The film certainly has the feel of a smaller tale padded out – the beast sequence is not tied to anything else, nor made clear whether it is just Lisbeth Hummel’s sexual fantasy or a flashback to Romilda in the past. The Beast began life as an episode of Borowczyk’s erotic anthology Immoral Tales but Borowcyzk expanded the film out on its own after audiences were purportedly outraged by the suggestions of bestiality. Borowczyk’s films were always more than dirty romps – they fell somewhere between the Provencal French comedy and the iconoclasm and thwarted desire of Luis Buñuel around the period of Diary of a Chambermaid (1964) and Belle de Jour (1967). His work tapered off beyond the mid-80s amid the likes of the tawdry Emmanuelle V (1987), but there is a small cult that centres around Walerian Borowczyk’s films. Borowczyk became a live-action director with erotic films such as Goto, Island of Love (1968), Blanche (1971), Immoral Tales (1974), The Story of a Sin (1975), The Streetwalker (1976), Behind Convent Walls (1977), Lulu (1980), Dr Jekyll and His Women (1981) and The Art of Love (1983).

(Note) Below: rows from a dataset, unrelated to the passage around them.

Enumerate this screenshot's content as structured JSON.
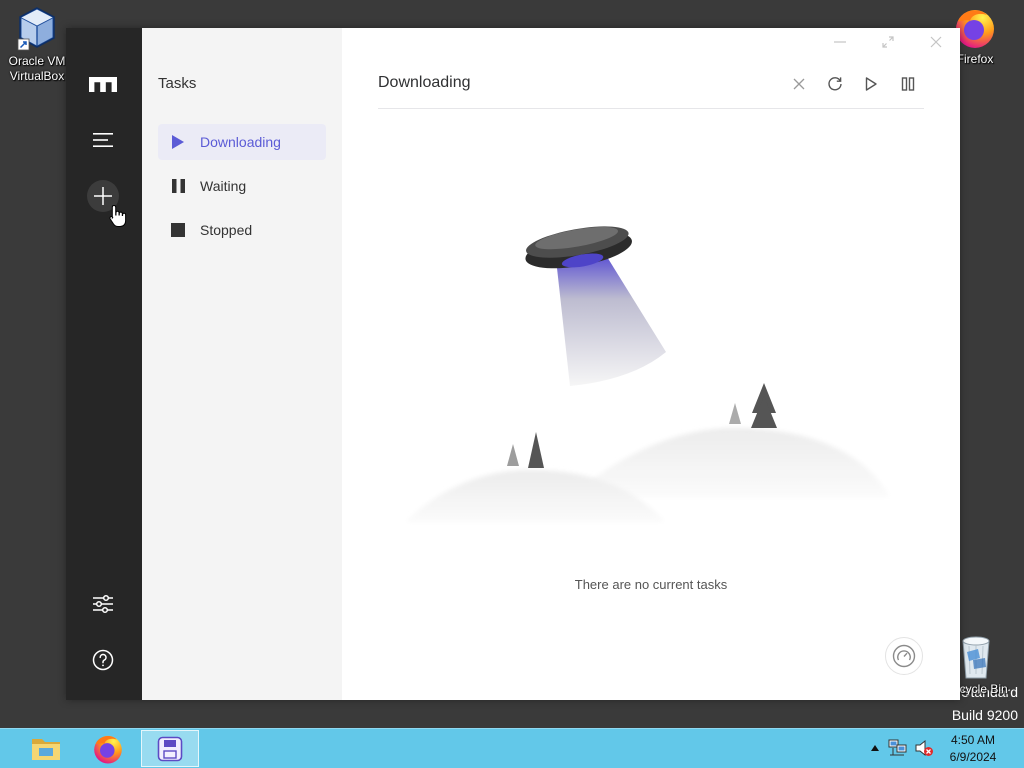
{
  "colors": {
    "desktop_bg": "#3a3a3a",
    "sidebar_bg": "#262626",
    "tasks_panel_bg": "#f4f4f4",
    "main_bg": "#ffffff",
    "accent": "#5b5bd6",
    "active_item_bg": "#ebebf6",
    "taskbar_bg": "#62c8e9"
  },
  "desktop": {
    "virtualbox": {
      "icon": "virtualbox-icon",
      "label_line1": "Oracle VM",
      "label_line2": "VirtualBox"
    },
    "firefox": {
      "icon": "firefox-icon",
      "label": "Firefox"
    },
    "recycle_bin": {
      "icon": "recycle-bin-icon",
      "label": "Recycle Bin"
    },
    "watermark": {
      "edition": "Standard",
      "build": "Build 9200"
    }
  },
  "motrix": {
    "window_controls": [
      "minimize-icon",
      "maximize-icon",
      "close-icon"
    ],
    "sidebar": {
      "top": [
        "motrix-logo-icon",
        "menu-icon",
        "add-task-icon"
      ],
      "bottom": [
        "settings-icon",
        "help-icon"
      ]
    },
    "tasks_panel": {
      "title": "Tasks",
      "items": [
        {
          "label": "Downloading",
          "icon": "play-icon",
          "active": true
        },
        {
          "label": "Waiting",
          "icon": "pause-icon",
          "active": false
        },
        {
          "label": "Stopped",
          "icon": "stop-icon",
          "active": false
        }
      ]
    },
    "main": {
      "title": "Downloading",
      "actions": [
        "delete-icon",
        "refresh-icon",
        "resume-all-icon",
        "pause-all-icon"
      ],
      "empty_message": "There are no current tasks",
      "speedometer_icon": "speedometer-icon"
    }
  },
  "taskbar": {
    "apps": [
      {
        "icon": "file-explorer-icon",
        "active": false
      },
      {
        "icon": "firefox-icon",
        "active": false
      },
      {
        "icon": "motrix-icon",
        "active": true
      }
    ],
    "tray": {
      "icons": [
        "show-hidden-icons-arrow",
        "network-icon",
        "volume-muted-icon"
      ],
      "time": "4:50 AM",
      "date": "6/9/2024"
    }
  }
}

The Polish-born but French-based Borowczyk emerged with a series of acclaimed (and still unavailable on video) animated short films in the 1960s, but it was his erotica that gained Borowcyzk critical semi-respectability. One struggles to think of any other erotic director whose works received film festival releases, for instance.
Walerian Borowcyzk was for a brief time one of the most respectable directors of erotica.